Wednesday, August 27, 2008

How You Can Change Zimbabwe

With the last national elections in Zimbabwe, the international world caught just a glimpse of the chaos going on there. That was only a glimpse, we weren't even there. In the months since the chaotic events, we've seen repeated attempts to appease the situation, with no avail. Doing my daily news check on a list of my favorite previous and current residences (Zim, Pak, USA, France) I found a list of quotes by the present (and only) president of Zimbabwe, Robert Mugage.

“It may be necessary to use methods other than constitutional ones…”

“People are free to campaign and they will be free to vote. There won't be any soldiers, you know, at the queues. Anyone who has the right to vote is free to go and cast his vote anywhere in his own area, in his own constituency…”

“The only white man you can trust is a dead white man…The white man is not indigenous to Africa. Africa is for Africans. Zimbabwe is for Zimbabweans…”

“We pride ourselves as being top, really, on the African ladder... We feel that we have actually been advancing rather than going backwards…”

“Our economy is a hundred times better, than the average African economy. Outside South Africa, what country is [as good as] Zimbabwe?...What is lacking now are goods on the shelves - that is all…”

“So, Blair keep your England, and let me keep my Zimbabwe…”

“When they criticise the government when it tries to prevent violence and punish perpetrators of that violence we take the position that they can go hang…”
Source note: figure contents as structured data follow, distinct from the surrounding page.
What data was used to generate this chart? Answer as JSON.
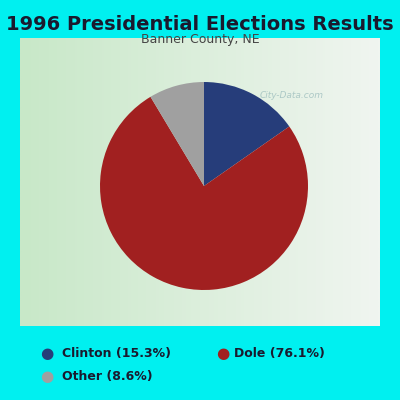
{
  "title": "1996 Presidential Elections Results",
  "subtitle": "Banner County, NE",
  "slices": [
    15.3,
    76.1,
    8.6
  ],
  "colors": [
    "#263d7a",
    "#a12020",
    "#a0a0a0"
  ],
  "legend_labels": [
    "Clinton (15.3%)",
    "Dole (76.1%)",
    "Other (8.6%)"
  ],
  "background_outer": "#00f0f0",
  "background_inner_left": "#c8e8c8",
  "background_inner_right": "#f0f5f0",
  "title_fontsize": 14,
  "subtitle_fontsize": 9,
  "start_angle": 90
}
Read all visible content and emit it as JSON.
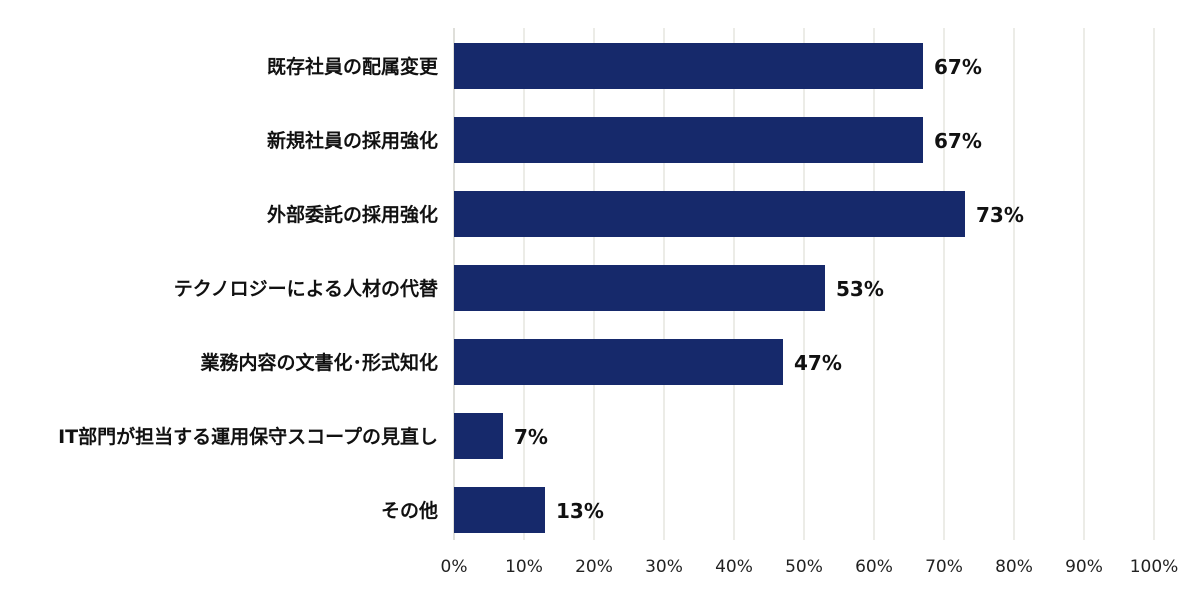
{
  "chart_data": {
    "type": "bar",
    "orientation": "horizontal",
    "categories": [
      "既存社員の配属変更",
      "新規社員の採用強化",
      "外部委託の採用強化",
      "テクノロジーによる人材の代替",
      "業務内容の文書化･形式知化",
      "IT部門が担当する運用保守スコープの見直し",
      "その他"
    ],
    "values": [
      67,
      67,
      73,
      53,
      47,
      7,
      13
    ],
    "value_labels": [
      "67%",
      "67%",
      "73%",
      "53%",
      "47%",
      "7%",
      "13%"
    ],
    "x_ticks": [
      "0%",
      "10%",
      "20%",
      "30%",
      "40%",
      "50%",
      "60%",
      "70%",
      "80%",
      "90%",
      "100%"
    ],
    "xlim": [
      0,
      100
    ],
    "title": "",
    "xlabel": "",
    "ylabel": "",
    "grid": true,
    "legend": "none",
    "colors": {
      "bar": "#16296b",
      "grid": "#d9d9cf",
      "axis": "#bfbfb5"
    }
  }
}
The Zimbabwean government is defiant, obstinate towards and with Western influences, state media openly blames sanctions for their economic deterioration, and they openly call world leaders crass and unkind names. But we're going to pray. That's what the churches in Zimbabwe and others around the world are doing; across denominations and political differences, we're praying for change, and we're praying for hearts to be changed in the horrific mess of the last 8 years. That's what you can do, that's what I do. The possibility of changing the world, truly does exist.